Freeman Roger Jeal writes:
The Stationers’ inaugural Annual History Lecture on 3 September told a compelling story of the rise and fall of Waterlows, a printing dynasty that has been prominent in our history and which was built on the drive of descendants of French Protestant refugees.
Migration from persecution, social change, technological development, philanthropy, revolutionary housing for poorer people, City politics and even a brush with fraud and forgery were all ingredients stirred into the tale by family member Sir Christopher Waterlow (pictured). However, the company eventually succumbed to industrial change in the 20th century, not helped by eventual ownership by Robert Maxwell .
Five Waterlows have been Masters of the Stationers' Company and the family has also provided a few Lord Mayors of the City of London. Sir Sydney Waterlow, who occupied both roles, donated the land for Waterlow Park in north London.
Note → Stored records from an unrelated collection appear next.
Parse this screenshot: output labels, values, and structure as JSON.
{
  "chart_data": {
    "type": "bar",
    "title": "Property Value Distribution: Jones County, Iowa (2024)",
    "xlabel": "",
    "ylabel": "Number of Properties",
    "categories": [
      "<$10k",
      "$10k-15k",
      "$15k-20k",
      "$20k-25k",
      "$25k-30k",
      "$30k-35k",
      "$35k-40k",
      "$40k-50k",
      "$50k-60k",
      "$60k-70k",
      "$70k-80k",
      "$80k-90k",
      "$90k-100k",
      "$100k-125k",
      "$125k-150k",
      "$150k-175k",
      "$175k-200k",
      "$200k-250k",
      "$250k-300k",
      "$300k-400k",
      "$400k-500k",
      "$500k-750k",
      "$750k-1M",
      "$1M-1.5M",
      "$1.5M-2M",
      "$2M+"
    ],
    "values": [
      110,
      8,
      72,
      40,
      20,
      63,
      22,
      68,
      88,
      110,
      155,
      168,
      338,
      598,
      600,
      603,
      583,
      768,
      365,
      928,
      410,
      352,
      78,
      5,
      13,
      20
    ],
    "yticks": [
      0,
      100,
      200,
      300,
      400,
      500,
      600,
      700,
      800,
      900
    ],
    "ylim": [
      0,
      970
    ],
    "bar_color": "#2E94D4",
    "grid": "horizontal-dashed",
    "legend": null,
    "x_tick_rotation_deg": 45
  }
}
The idea for an annual history lecture grew out of 3 lectures held at Guildhall Library in 2017, feedback from which indicated that people would like to know more about the lives and careers of leading Stationers.
Clerk William Alden noted that the lecture took place in our guild church, St Martin-within-Ludgate, as a test for potential use when the Hall is refurbished.
Liveryman Claire Scott organised and chaired the event, which also included displays of stamps printed by the company and historical documents.